Monday, April 16, 2018

A Quiet Place (please!)

Blunt and Krasinski and daughters last week
I think it's more than likely that Krasinski, who rewrote the screenplay for this film he also directs and co-stars in, and which begins with a ten-minute segment of agonising silence through which my teeth were poised painfully over the crunchy nut-choc top of my rapidly melting ice cream, was drawn to the project due to the arrival the previous year of his (and wife Emily Blunt's) second child.

'What's this script? "A Quiet Place"? I'm in.

I could be wrong.

Apparently Emily took a different view of the situation, though. She had to be persuaded to do the film, perhaps thinking it was not possible or believable to make a film that requires young children to be almost totally quiet for any period longer than, say, four and a half seconds. Aliens, yes, silent young (not asleep) children, no.

Or it might just have been that she was feeling a little postpartum still, having delivered their second child less than a year before hubby pitched the project to her.

But although she is partly right about the challenging premise, the film that she and John co-star in is a triumph on many levels and already a box-office hit.
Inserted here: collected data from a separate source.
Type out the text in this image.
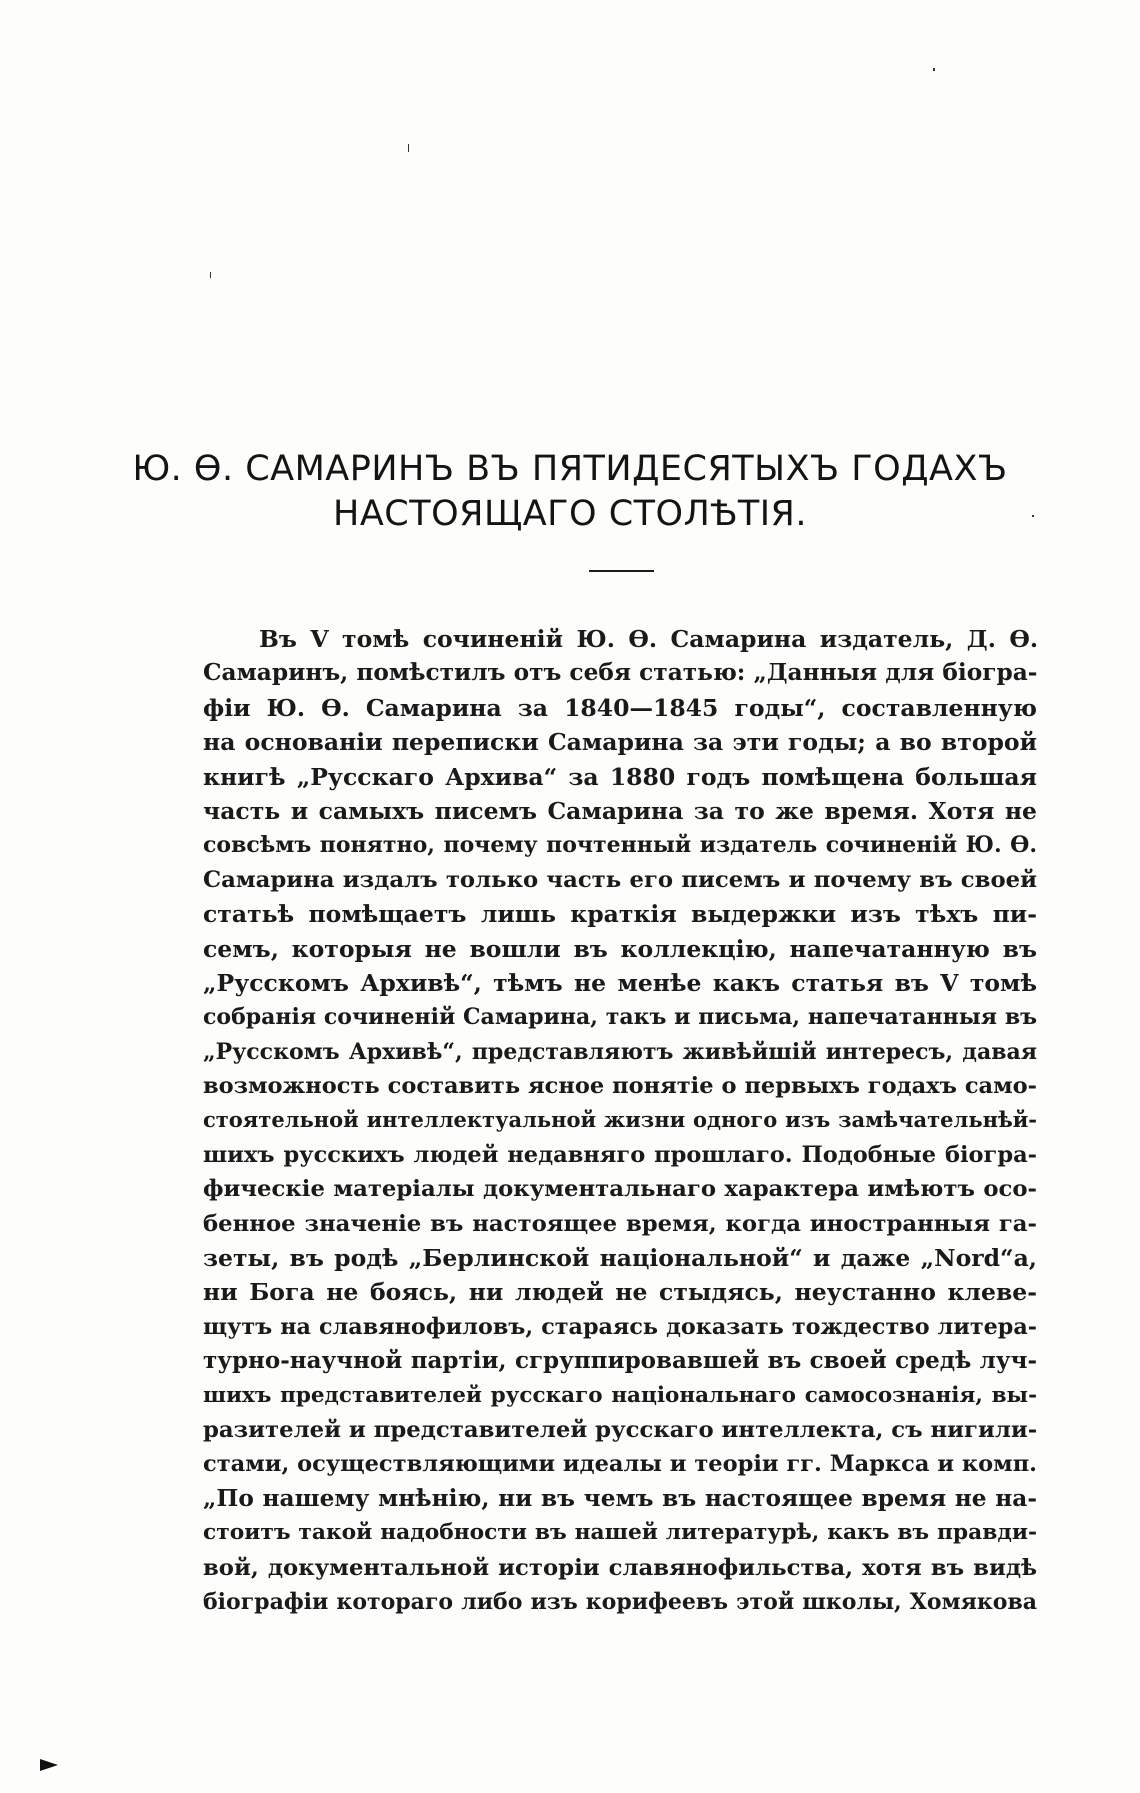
Ю. Ѳ. САМАРИНЪ ВЪ ПЯТИДЕСЯТЫХЪ ГОДАХЪ
НАСТОЯЩАГО СТОЛѢТІЯ.
Въ V томѣ сочиненій Ю. Ѳ. Самарина издатель, Д. Ѳ.
Самаринъ, помѣстилъ отъ себя статью: „Данныя для біогра-
фіи Ю. Ѳ. Самарина за 1840—1845 годы“, составленную
на основаніи переписки Самарина за эти годы; а во второй
книгѣ „Русскаго Архива“ за 1880 годъ помѣщена большая
часть и самыхъ писемъ Самарина за то же время. Хотя не
совсѣмъ понятно, почему почтенный издатель сочиненій Ю. Ѳ.
Самарина издалъ только часть его писемъ и почему въ своей
статьѣ помѣщаетъ лишь краткія выдержки изъ тѣхъ пи-
семъ, которыя не вошли въ коллекцію, напечатанную въ
„Русскомъ Архивѣ“, тѣмъ не менѣе какъ статья въ V томѣ
собранія сочиненій Самарина, такъ и письма, напечатанныя въ
„Русскомъ Архивѣ“, представляютъ живѣйшій интересъ, давая
возможность составить ясное понятіе о первыхъ годахъ само-
стоятельной интеллектуальной жизни одного изъ замѣчательнѣй-
шихъ русскихъ людей недавняго прошлаго. Подобные біогра-
фическіе матеріалы документальнаго характера имѣютъ осо-
бенное значеніе въ настоящее время, когда иностранныя га-
зеты, въ родѣ „Берлинской національной“ и даже „Nord“а,
ни Бога не боясь, ни людей не стыдясь, неустанно клеве-
щутъ на славянофиловъ, стараясь доказать тождество литера-
турно-научной партіи, сгруппировавшей въ своей средѣ луч-
шихъ представителей русскаго національнаго самосознанія, вы-
разителей и представителей русскаго интеллекта, съ нигили-
стами, осуществляющими идеалы и теоріи гг. Маркса и комп.
„По нашему мнѣнію, ни въ чемъ въ настоящее время не на-
стоитъ такой надобности въ нашей литературѣ, какъ въ правди-
вой, документальной исторіи славянофильства, хотя въ видѣ
біографіи котораго либо изъ корифеевъ этой школы, Хомякова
Other people love silence too, it seems.

And horror.

And Blunt and Krasinski paired, no doubt.

It's a rare thing to see real-life husband and wife films, not least because Hollywood is not known for its success in breeding happily married couples. The couple who make films together stay together, is not a thing. Until now, I suspect. These two are showing us how it's done. Never mind aliens with massive pointy bullet teeth and surprisingly noisy (the aliens aren't silent) shape-shifting heads. Give us a believably loving and respectful Hollywood couple and we're in.

At least I'm in. And, I suspect, a demographic that doesn't normally embrace horror is in for this film that is not only well acted by adults and children (and aliens) alike, but well re-written by Krasinski, who, I am guessing, modified what were probably more generic gender characterisations in the original script by Bryan Woods and Scott Beck, to present a more balanced than usual distribution of blame and bravery between the male and female characters.

I could be wrong (again). If so well done to Woods and Beck, who wrote the original screenplay and who are contracted to write the sequel. I guess time will tell.

Certainly some of us are, unlike the aliens - who look remarkably similar to last century's aliens - finally beginning to evolve into gender-conscious and responsible beings who accept that the principles of feminism are the future, or at least the present and near future. Beyond that, it will depend on the backlash. If the guys with the money, madness, misogyny and might get their way, it might be a never-ending human silence as we self-destruct and the planet is taken over by screeching, shape-shifting aliens with bullets for teeth!

But let's hope not. Let's hope for a quiet(ish), kind place instead.